WHERE TO RUN THESE ACTIVITIES
Indoor or outdoor arena: Best option for most ground games. Defined boundaries, accessible equipment, controlled environment for group management.
Open field or horse-free pasture: Good for pattern work and games needing more space. More relaxed atmosphere. Allows grazing breaks between activities which horses appreciate. Requires more careful group management since boundaries aren't defined by fence lines or arena walls.
HOW TO STRUCTURE A GROUND HANDLING SESSION
First 15 minutes: Foundation review Every session. Every time. Regardless of experience level. Walk each student down the arena. Assess leading position, halt responsiveness, horse attention. Correct anything that needs correcting before games start. No exceptions.
Next 10 minutes: Skill focus Identify one specific skill to develop deliberately before games begin. Confined space work in the pole box. Precise voice command timing. Lateral yielding on the ground.
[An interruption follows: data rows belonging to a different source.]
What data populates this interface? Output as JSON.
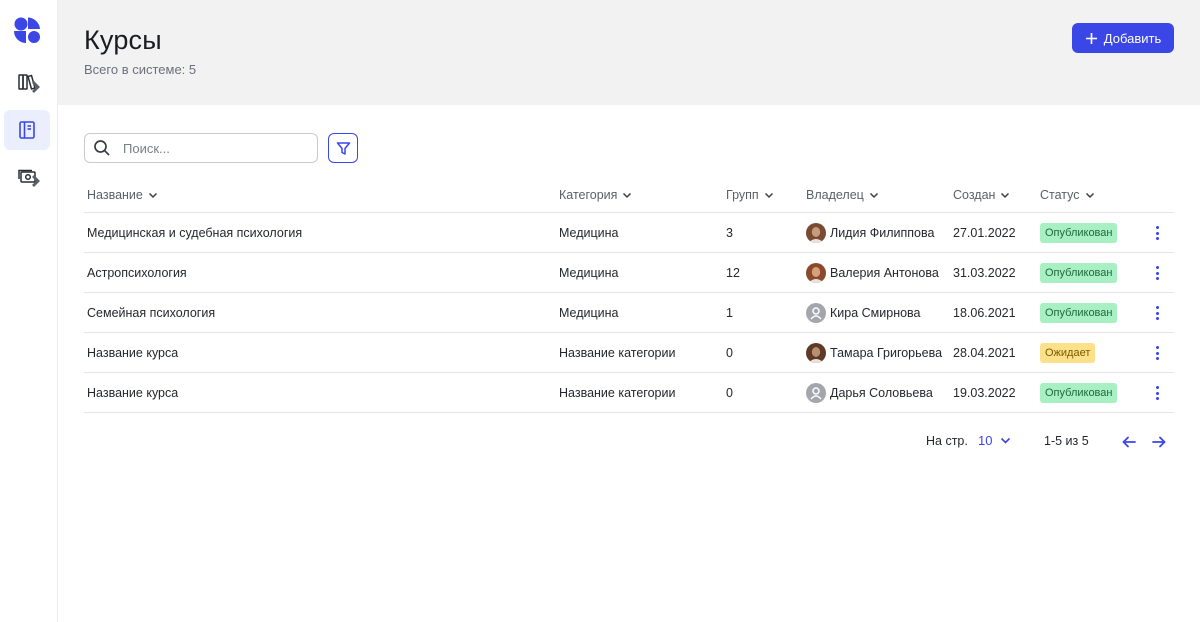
{
  "header": {
    "title": "Курсы",
    "subtitle": "Всего в системе: 5",
    "add_label": "Добавить"
  },
  "sidebar": {
    "items": [
      {
        "name": "library",
        "icon": "books-icon",
        "active": false
      },
      {
        "name": "courses",
        "icon": "notebook-icon",
        "active": true
      },
      {
        "name": "payments",
        "icon": "money-icon",
        "active": false
      }
    ]
  },
  "search": {
    "placeholder": "Поиск..."
  },
  "table": {
    "columns": [
      "Название",
      "Категория",
      "Групп",
      "Владелец",
      "Создан",
      "Статус"
    ],
    "rows": [
      {
        "name": "Медицинская и судебная психология",
        "category": "Медицина",
        "groups": "3",
        "owner": "Лидия Филиппова",
        "avatar": "photo",
        "created": "27.01.2022",
        "status": "Опубликован",
        "status_type": "published"
      },
      {
        "name": "Астропсихология",
        "category": "Медицина",
        "groups": "12",
        "owner": "Валерия Антонова",
        "avatar": "photo",
        "created": "31.03.2022",
        "status": "Опубликован",
        "status_type": "published"
      },
      {
        "name": "Семейная психология",
        "category": "Медицина",
        "groups": "1",
        "owner": "Кира Смирнова",
        "avatar": "placeholder",
        "created": "18.06.2021",
        "status": "Опубликован",
        "status_type": "published"
      },
      {
        "name": "Название курса",
        "category": "Название категории",
        "groups": "0",
        "owner": "Тамара Григорьева",
        "avatar": "photo",
        "created": "28.04.2021",
        "status": "Ожидает",
        "status_type": "pending"
      },
      {
        "name": "Название курса",
        "category": "Название категории",
        "groups": "0",
        "owner": "Дарья Соловьева",
        "avatar": "placeholder",
        "created": "19.03.2022",
        "status": "Опубликован",
        "status_type": "published"
      }
    ]
  },
  "pagination": {
    "per_page_label": "На стр.",
    "per_page_value": "10",
    "range_label": "1-5 из 5"
  },
  "colors": {
    "accent": "#3b46e6",
    "published_bg": "#a8efc4",
    "published_text": "#1f6b3d",
    "pending_bg": "#fde18a",
    "pending_text": "#7a5a00",
    "header_bg": "#f2f2f3"
  }
}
Work on it intentionally. Then let it show up naturally during the game.
Next 20 to 25 minutes: Game time Run your chosen activity. Keep energy positive and competitive without letting it become chaotic. Stop immediately for any safety issue. Address it specifically. Resume when it's genuinely resolved.
Final 5 to 10 minutes: Debrief "What surprised you? What was harder than you expected? What did you figure out?" Then connect it explicitly to riding:
"The halt responsiveness you just developed in red light green light is exactly what you need for your downward transitions in the saddle. The same communication. The same preparation. The same clarity of cue."
Always make the connection. Students who understand why ground work matters to their riding engage with it differently than students who think it's just something they do when they can't ride.
SAFETY THROUGHOUT
Spacing: More distance between horse-handler pairs than you think you need. Ground games can escalate energy quickly and horses need space to move without creating collisions.
Energy management: When group energy rises, bring it down before continuing.
"Everyone halt. Give your horses a moment to settle. Take a breath. Now let's go again."
Don't power through rising energy hoping it resolves itself. Address it proactively.
Immediate and specific intervention: "Be careful" is not useful feedback.
"Your lead rope is wrapping around your left wrist every time your horse steps out. Fix that before we continue. Here's exactly how."
Specific. Immediate. Actionable.
Know when to pull a pair: If a horse is getting wound up or a student is genuinely losing control of the situation, stop that pair.
"You two are going to work on quiet leading over here while the group continues. That's not punishment. That's what you both need right now."
Frame it correctly and most students accept it without issue.